Builders can’t get away by handing over maintenance & administration of housing society to the residents’ welfare association if the project remains unfinished without all infrastructure & facilities promised to the homebuyers & will need to compensate the RWAs, the Apex Court said.

Almost eighteen years after a builder handed over a housing project in Noida to the residents’ association, a bench of Justices Hemant Gupta & V Ramasubramanian directed the company, Padmini Infrastructure, to pay Rs 60 lakh to the Royal Garden RWA for not building a water softening plant, a second health club & a swimming pool in addition to putting in place a firefighting system.

The long legal battle reflects issues faced by residents in such societies across the country & will be a boost for homebuyers, even though more recent state RERA laws cover some of the aspects relating to defaults on promised facilities. Such disputes between RWAs & builders, some going back several years, continue to clog courts & consumer forums.

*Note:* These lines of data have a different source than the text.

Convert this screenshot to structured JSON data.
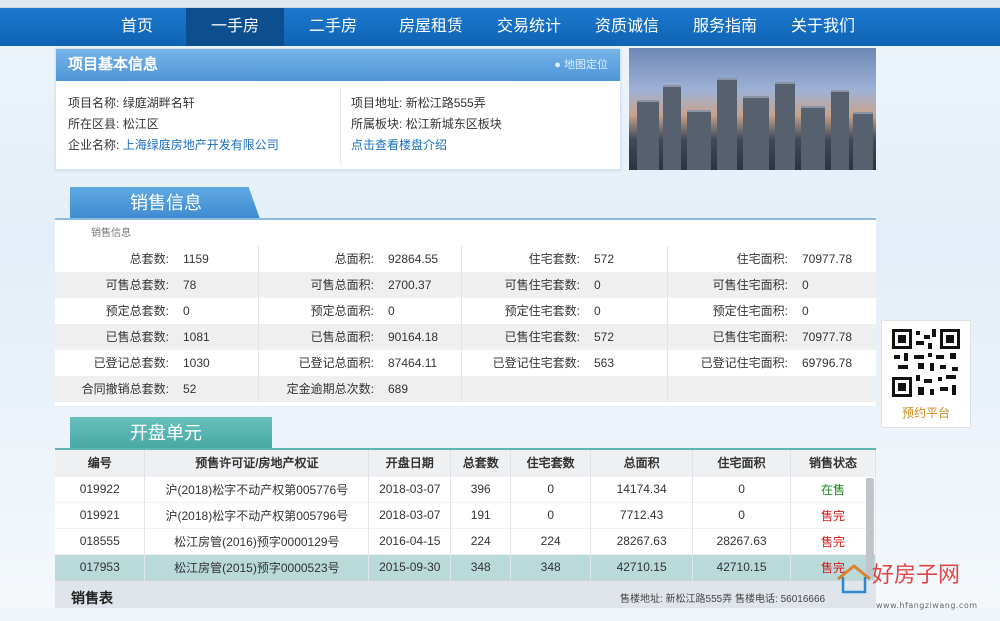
{
  "nav": [
    "首页",
    "一手房",
    "二手房",
    "房屋租赁",
    "交易统计",
    "资质诚信",
    "服务指南",
    "关于我们"
  ],
  "project": {
    "title": "项目基本信息",
    "map_link": "地图定位",
    "name_label": "项目名称:",
    "name": "绿庭湖畔名轩",
    "district_label": "所在区县:",
    "district": "松江区",
    "company_label": "企业名称:",
    "company": "上海绿庭房地产开发有限公司",
    "address_label": "项目地址:",
    "address": "新松江路555弄",
    "block_label": "所属板块:",
    "block": "松江新城东区板块",
    "intro_link": "点击查看楼盘介绍"
  },
  "sales": {
    "tab": "销售信息",
    "caption": "销售信息",
    "rows": [
      [
        [
          "总套数:",
          "1159"
        ],
        [
          "总面积:",
          "92864.55"
        ],
        [
          "住宅套数:",
          "572"
        ],
        [
          "住宅面积:",
          "70977.78"
        ]
      ],
      [
        [
          "可售总套数:",
          "78"
        ],
        [
          "可售总面积:",
          "2700.37"
        ],
        [
          "可售住宅套数:",
          "0"
        ],
        [
          "可售住宅面积:",
          "0"
        ]
      ],
      [
        [
          "预定总套数:",
          "0"
        ],
        [
          "预定总面积:",
          "0"
        ],
        [
          "预定住宅套数:",
          "0"
        ],
        [
          "预定住宅面积:",
          "0"
        ]
      ],
      [
        [
          "已售总套数:",
          "1081"
        ],
        [
          "已售总面积:",
          "90164.18"
        ],
        [
          "已售住宅套数:",
          "572"
        ],
        [
          "已售住宅面积:",
          "70977.78"
        ]
      ],
      [
        [
          "已登记总套数:",
          "1030"
        ],
        [
          "已登记总面积:",
          "87464.11"
        ],
        [
          "已登记住宅套数:",
          "563"
        ],
        [
          "已登记住宅面积:",
          "69796.78"
        ]
      ],
      [
        [
          "合同撤销总套数:",
          "52"
        ],
        [
          "定金逾期总次数:",
          "689"
        ],
        [
          "",
          ""
        ],
        [
          "",
          ""
        ]
      ]
    ]
  },
  "units": {
    "tab": "开盘单元",
    "headers": [
      "编号",
      "预售许可证/房地产权证",
      "开盘日期",
      "总套数",
      "住宅套数",
      "总面积",
      "住宅面积",
      "销售状态"
    ],
    "rows": [
      [
        "019922",
        "沪(2018)松字不动产权第005776号",
        "2018-03-07",
        "396",
        "0",
        "14174.34",
        "0",
        "在售"
      ],
      [
        "019921",
        "沪(2018)松字不动产权第005796号",
        "2018-03-07",
        "191",
        "0",
        "7712.43",
        "0",
        "售完"
      ],
      [
        "018555",
        "松江房管(2016)预字0000129号",
        "2016-04-15",
        "224",
        "224",
        "28267.63",
        "28267.63",
        "售完"
      ],
      [
        "017953",
        "松江房管(2015)预字0000523号",
        "2015-09-30",
        "348",
        "348",
        "42710.15",
        "42710.15",
        "售完"
      ]
    ]
  },
  "bottom": {
    "title": "销售表",
    "info": "售楼地址: 新松江路555弄  售楼电话: 56016666"
  },
  "qr": {
    "caption": "预约平台"
  },
  "watermark": {
    "text": "好房子网",
    "sub": "www.hfangziwang.com"
  },
  "colors": {
    "nav": "#1670c4",
    "nav_active": "#0d4f8e",
    "on_sale": "#1a8a1a",
    "sold_out": "#d41818"
  }
}
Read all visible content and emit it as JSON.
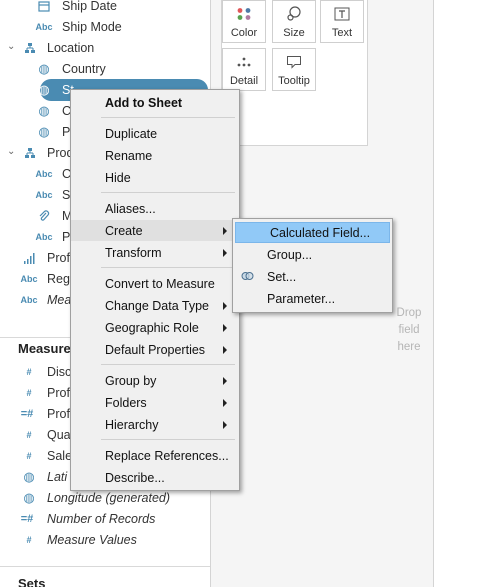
{
  "data_pane": {
    "rows": [
      {
        "label": "Ship Date",
        "icon": "calendar-icon",
        "italic": false
      },
      {
        "label": "Ship Mode",
        "icon": "abc-icon",
        "glyph": "Abc",
        "italic": false
      },
      {
        "label": "Location",
        "icon": "hierarchy-icon",
        "italic": false
      },
      {
        "label": "Country",
        "icon": "globe-icon",
        "italic": false
      },
      {
        "label": "St",
        "icon": "globe-icon",
        "italic": false
      },
      {
        "label": "C",
        "icon": "globe-icon",
        "italic": false
      },
      {
        "label": "P",
        "icon": "globe-icon",
        "italic": false
      },
      {
        "label": "Prod",
        "icon": "hierarchy-icon",
        "italic": false
      },
      {
        "label": "C",
        "icon": "abc-icon",
        "glyph": "Abc",
        "italic": false
      },
      {
        "label": "S",
        "icon": "abc-icon",
        "glyph": "Abc",
        "italic": false
      },
      {
        "label": "M",
        "icon": "paperclip-icon",
        "italic": false
      },
      {
        "label": "P",
        "icon": "abc-icon",
        "glyph": "Abc",
        "italic": false
      },
      {
        "label": "Prof",
        "icon": "bins-icon",
        "italic": false
      },
      {
        "label": "Reg",
        "icon": "abc-icon",
        "glyph": "Abc",
        "italic": false
      },
      {
        "label": "Meas",
        "icon": "abc-icon",
        "glyph": "Abc",
        "italic": true
      }
    ],
    "measures_header": "Measure",
    "measures": [
      {
        "label": "Disc",
        "icon": "hash-icon",
        "glyph": "#",
        "italic": false
      },
      {
        "label": "Prof",
        "icon": "hash-icon",
        "glyph": "#",
        "italic": false
      },
      {
        "label": "Prof",
        "icon": "calc-hash-icon",
        "glyph": "=#",
        "italic": false
      },
      {
        "label": "Qua",
        "icon": "hash-icon",
        "glyph": "#",
        "italic": false
      },
      {
        "label": "Sale",
        "icon": "hash-icon",
        "glyph": "#",
        "italic": false
      },
      {
        "label": "Lati",
        "icon": "globe-icon",
        "italic": true
      },
      {
        "label": "Longitude (generated)",
        "icon": "globe-icon",
        "italic": true
      },
      {
        "label": "Number of Records",
        "icon": "calc-hash-icon",
        "glyph": "=#",
        "italic": true
      },
      {
        "label": "Measure Values",
        "icon": "hash-icon",
        "glyph": "#",
        "italic": true
      }
    ],
    "sets_header": "Sets"
  },
  "marks": {
    "color_label": "Color",
    "size_label": "Size",
    "text_label": "Text",
    "detail_label": "Detail",
    "tooltip_label": "Tooltip"
  },
  "drop_hint": [
    "Drop",
    "field",
    "here"
  ],
  "context_menu": {
    "items": [
      {
        "label": "Add to Sheet",
        "bold": true,
        "submenu": false
      },
      {
        "label": "Duplicate",
        "submenu": false
      },
      {
        "label": "Rename",
        "submenu": false
      },
      {
        "label": "Hide",
        "submenu": false
      },
      {
        "label": "Aliases...",
        "submenu": false
      },
      {
        "label": "Create",
        "submenu": true,
        "highlighted": true
      },
      {
        "label": "Transform",
        "submenu": true
      },
      {
        "label": "Convert to Measure",
        "submenu": false
      },
      {
        "label": "Change Data Type",
        "submenu": true
      },
      {
        "label": "Geographic Role",
        "submenu": true
      },
      {
        "label": "Default Properties",
        "submenu": true
      },
      {
        "label": "Group by",
        "submenu": true
      },
      {
        "label": "Folders",
        "submenu": true
      },
      {
        "label": "Hierarchy",
        "submenu": true
      },
      {
        "label": "Replace References...",
        "submenu": false
      },
      {
        "label": "Describe...",
        "submenu": false
      }
    ]
  },
  "create_submenu": {
    "items": [
      {
        "label": "Calculated Field...",
        "highlighted": true
      },
      {
        "label": "Group..."
      },
      {
        "label": "Set...",
        "icon": "set-icon"
      },
      {
        "label": "Parameter..."
      }
    ]
  }
}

The real estate company constructed the housing project with 282 apartments & possession was given from 1998-2001. The purchasers formed an RWA & got it registered in 2003 under the Societies Registration Act. The RWA entered into an agreement on Nov 2003 with the builder for taking over maintenance of the apartment complex.

As the builder did not fulfil promises made in the agreement, the RWA approached the National Consumer Disputes Redressal Commission (NCDRC), which appointed a local commissioner to visit the site & file a report. On the basis of the report, NCDRC allowed the plea of the association.

A decade after entertaining the plea, the Court directed that the sum be handed over to the association & brought the 18-year-old legal fight to an end. The Court turned down the plea of the company that the association was barred by limitation to raise grievances & passed the order by accepting the report of the local commissioner.

Observing that the association was handed over maintenance of the housing society eighteen years ago, the court said it might not be possible to compel the builder to make those facilities or systems fully operational now & the interests of justice will be met if the order of the National Commission is modified in such a manner that the complainant association shall receive in full & final settlement.

The Bench stated that “The complainant shall be entitled to all told monetary compensation in a sum of Rs 60 lakh, now lying in deposit with the Registry of this court, together with the interest accrued thereon, in lieu of the reliefs sought in prayer of the complaint. The opposite party (builder) shall, within two weeks, remove all building material stored by them in the club house in the basement of Tower Eden & hand over possession of the club house to the complainant”.